Аргумент третий и последний. Режиссер действительно не чужд схем. К примеру, он смело включает в свою эстетику стертое понятие “нормы”, душевного здоровья. Приходится говорить о смелости, так как имморализм и талант теперь — близнецы-братья. Способ обращения Карбаускиса с дурью и отклоняющими страстями человеческими показателен: все это прячется в долгий ящик. До выяснения… Думается, вполне сознательно опущен в инсценировке (блистательно лаконичной) важный у Томаса Манна мотив “нормы” как угрозы, а “болезни” как подлинности. В том числе и подлинности искусства. Купюры вменяются в недостаток спектакля. Но история гениального ребенка Ганно, его “карлик”, болезнь и смерть, рождение трагедии из духа музыки — ницшеанские сны, от которых писатель освобождался. К чему они нам сейчас? Мы и без Ницше в последнее время натерпелись от всякого рода болезнетворных чар.
У немецкого классика к финалу история набирает трагические обороты… и гармонию. У современного режиссера проступает контрапункт… и поэзия. Как момент пережитой истины. Сухие цветы на фортепиано, звуки му… В суховатой яркости деталей — иммунитет, невосприимчивость к разъедающим ядам времени. И важная мысль о бессмысленности бесконечно раскачивать личный маховик злобы, наживы, даже таланта, если он работает лишь на собственные дивиденды.

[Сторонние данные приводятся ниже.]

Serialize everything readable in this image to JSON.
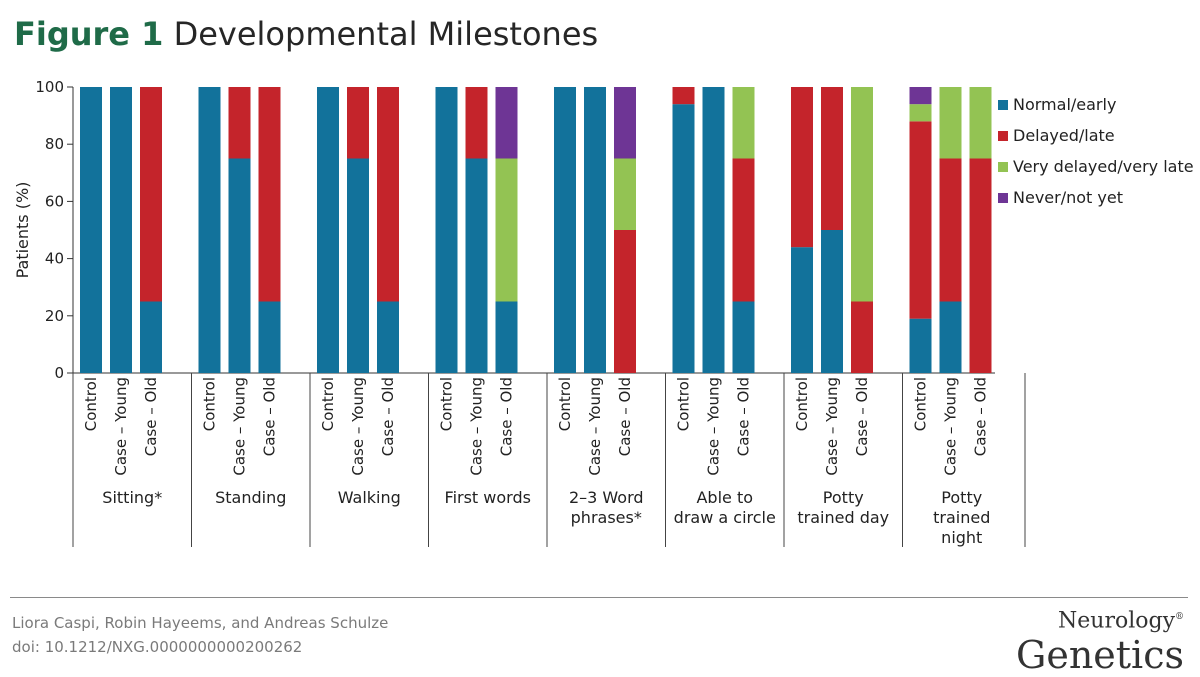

В спектакле — паутинкой иронии — пробрасываются сообщения о том, что очередной член семейства подумал или сделал в тысяча восемьсот таком-то или таком-то году. В этих микроскопических, с точки зрения вечности, побуждениях и шажках — ответ целой “родовой программы” на личные вопросы, которые мы задаем из собственной темноты. Спектакль не бесстрастен, он “хорошо темперирован”, то есть равновесен. Какие бы катаклизмы ни происходили, соотношение двух соседних звуков остается одинаково, и все сохраняет связь с центром. Здесь, на сцене, люди не гибнут, здесь просто уходят, чтобы стать изображением на холсте, до времени повернутом к зрителю тыльной стороной. Ясная и сильная метафора. Но не в метафорах дело, а в том, как сгорбленная Ида (Т. Матюхова) продолжает таскать тазы, мыть полы, отпаривать покоробившуюся одежду, перемещать тяжелые рамы, за которыми живого человека уже нет.
У Томаса Манна в финале появляется “вдохновенная горбатенькая пророчица”. У Карбаускиса обнаруживается лицевая сторона холста.